Edited on November 10, 2012 at 4:57am
Whiskey Sam
Joined
Jul '10
Whiskey Sam

People used to take up arms to defend their hard-earned property.  Now they duck their heads and acquiesce to pay a little more when they're already paying many times more than most.  This is a pointless debate.  Taxes are going up.  As long as people refuse to stand up for themselves against federal abuses, it's not going to stop.  

grotiushug
Joined
Jul '11
grotiushug

I'm afraid I don't see how any of this matters except in the short term.  We're going down the toilet no matter what; if things are going to get better they've got to get a lot worse first.  Give Obama the rubber stamp.  The republicans in congress should say, "the people have spoken, they want more of what this clown is offering, who are we to thwart the will of the people?"  You want it, you got it--good and hard. 

Punumba!
Joined
Apr '11
Punumba!
That's a solid 60 percent who want at least some people's taxes increased. We not only lost the vote.
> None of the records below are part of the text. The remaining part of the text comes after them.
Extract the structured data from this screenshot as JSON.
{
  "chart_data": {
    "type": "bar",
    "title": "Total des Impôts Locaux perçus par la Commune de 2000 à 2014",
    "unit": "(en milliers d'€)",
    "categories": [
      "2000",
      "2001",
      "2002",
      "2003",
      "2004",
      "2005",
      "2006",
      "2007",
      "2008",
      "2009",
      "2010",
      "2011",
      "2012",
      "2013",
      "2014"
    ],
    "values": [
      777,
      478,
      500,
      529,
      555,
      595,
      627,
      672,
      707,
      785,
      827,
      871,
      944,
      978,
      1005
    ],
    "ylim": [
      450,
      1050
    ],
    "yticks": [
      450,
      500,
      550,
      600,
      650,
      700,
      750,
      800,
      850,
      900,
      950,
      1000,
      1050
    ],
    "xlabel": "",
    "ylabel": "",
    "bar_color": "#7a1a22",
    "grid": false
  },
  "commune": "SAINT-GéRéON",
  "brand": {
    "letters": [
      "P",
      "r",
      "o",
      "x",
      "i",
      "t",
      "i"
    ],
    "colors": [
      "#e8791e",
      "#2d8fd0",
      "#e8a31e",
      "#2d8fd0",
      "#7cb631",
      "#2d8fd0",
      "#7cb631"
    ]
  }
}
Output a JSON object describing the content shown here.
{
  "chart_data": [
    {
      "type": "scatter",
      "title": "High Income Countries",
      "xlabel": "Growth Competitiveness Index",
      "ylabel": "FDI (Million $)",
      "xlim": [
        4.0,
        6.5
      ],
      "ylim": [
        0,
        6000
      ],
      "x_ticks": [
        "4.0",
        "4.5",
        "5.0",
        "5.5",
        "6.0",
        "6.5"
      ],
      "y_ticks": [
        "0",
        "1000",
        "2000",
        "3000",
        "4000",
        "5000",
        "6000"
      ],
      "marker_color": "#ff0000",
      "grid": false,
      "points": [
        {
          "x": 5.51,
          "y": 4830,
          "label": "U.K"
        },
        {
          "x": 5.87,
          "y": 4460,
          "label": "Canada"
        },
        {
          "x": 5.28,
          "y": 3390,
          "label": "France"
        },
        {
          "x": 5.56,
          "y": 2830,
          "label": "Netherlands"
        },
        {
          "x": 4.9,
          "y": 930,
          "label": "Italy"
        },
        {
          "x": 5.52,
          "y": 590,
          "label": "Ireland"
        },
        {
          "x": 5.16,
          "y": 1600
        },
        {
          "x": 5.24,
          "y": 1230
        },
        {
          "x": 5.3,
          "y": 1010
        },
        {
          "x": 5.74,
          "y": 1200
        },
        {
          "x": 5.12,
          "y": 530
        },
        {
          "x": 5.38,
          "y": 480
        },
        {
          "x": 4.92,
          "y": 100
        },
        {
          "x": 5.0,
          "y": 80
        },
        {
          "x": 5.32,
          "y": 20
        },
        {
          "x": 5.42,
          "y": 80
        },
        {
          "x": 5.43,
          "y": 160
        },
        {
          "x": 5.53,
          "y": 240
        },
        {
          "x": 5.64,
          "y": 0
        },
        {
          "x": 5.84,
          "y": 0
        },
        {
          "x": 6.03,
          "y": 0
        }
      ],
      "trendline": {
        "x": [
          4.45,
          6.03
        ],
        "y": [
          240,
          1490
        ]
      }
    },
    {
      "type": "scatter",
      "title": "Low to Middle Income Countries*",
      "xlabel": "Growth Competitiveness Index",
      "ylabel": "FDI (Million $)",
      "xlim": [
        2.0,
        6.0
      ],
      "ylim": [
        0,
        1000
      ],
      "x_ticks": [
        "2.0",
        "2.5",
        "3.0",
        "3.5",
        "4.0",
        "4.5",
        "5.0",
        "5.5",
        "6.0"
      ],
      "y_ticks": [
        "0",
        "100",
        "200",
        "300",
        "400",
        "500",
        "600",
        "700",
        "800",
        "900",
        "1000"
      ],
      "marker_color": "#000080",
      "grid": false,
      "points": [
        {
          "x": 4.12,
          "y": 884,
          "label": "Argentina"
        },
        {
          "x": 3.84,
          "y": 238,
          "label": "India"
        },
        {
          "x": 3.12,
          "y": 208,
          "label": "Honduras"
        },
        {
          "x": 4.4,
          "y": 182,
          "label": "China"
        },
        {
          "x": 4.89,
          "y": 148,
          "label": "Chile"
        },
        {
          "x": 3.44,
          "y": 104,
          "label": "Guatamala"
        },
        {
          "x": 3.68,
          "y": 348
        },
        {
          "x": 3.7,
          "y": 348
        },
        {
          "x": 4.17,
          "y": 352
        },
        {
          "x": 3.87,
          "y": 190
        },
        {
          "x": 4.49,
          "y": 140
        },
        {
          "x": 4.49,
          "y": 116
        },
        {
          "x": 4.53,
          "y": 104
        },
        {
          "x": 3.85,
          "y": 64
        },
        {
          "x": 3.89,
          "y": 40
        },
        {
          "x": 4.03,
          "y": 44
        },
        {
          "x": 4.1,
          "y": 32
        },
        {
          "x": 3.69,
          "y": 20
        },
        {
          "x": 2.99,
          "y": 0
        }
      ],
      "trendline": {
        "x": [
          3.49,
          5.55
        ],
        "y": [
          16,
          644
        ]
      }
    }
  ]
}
We're also losing the argument. · · 13 hours ago

We are losing the argument, and I'm afraid we can't win the argument.  The other side fights in bumper sticker cliches and it takes our side an essay to deconstruct their bumper sticker, in the mean time, our audience's eyes gloss over, if we have an audience as the media doesn't cover what we have to say anyway...  I don't see a way to win this fight...


Joined
Dec '11
Guruforhire

Just vote present.  Easy peezy.

I am sure when its time for business owners to make up the delta, that the bumper stickers and facebook posts will have nothing to do with their decisions......

Everything personal is political now and vice versa, at least according to the left, so why don't we start playing the same game?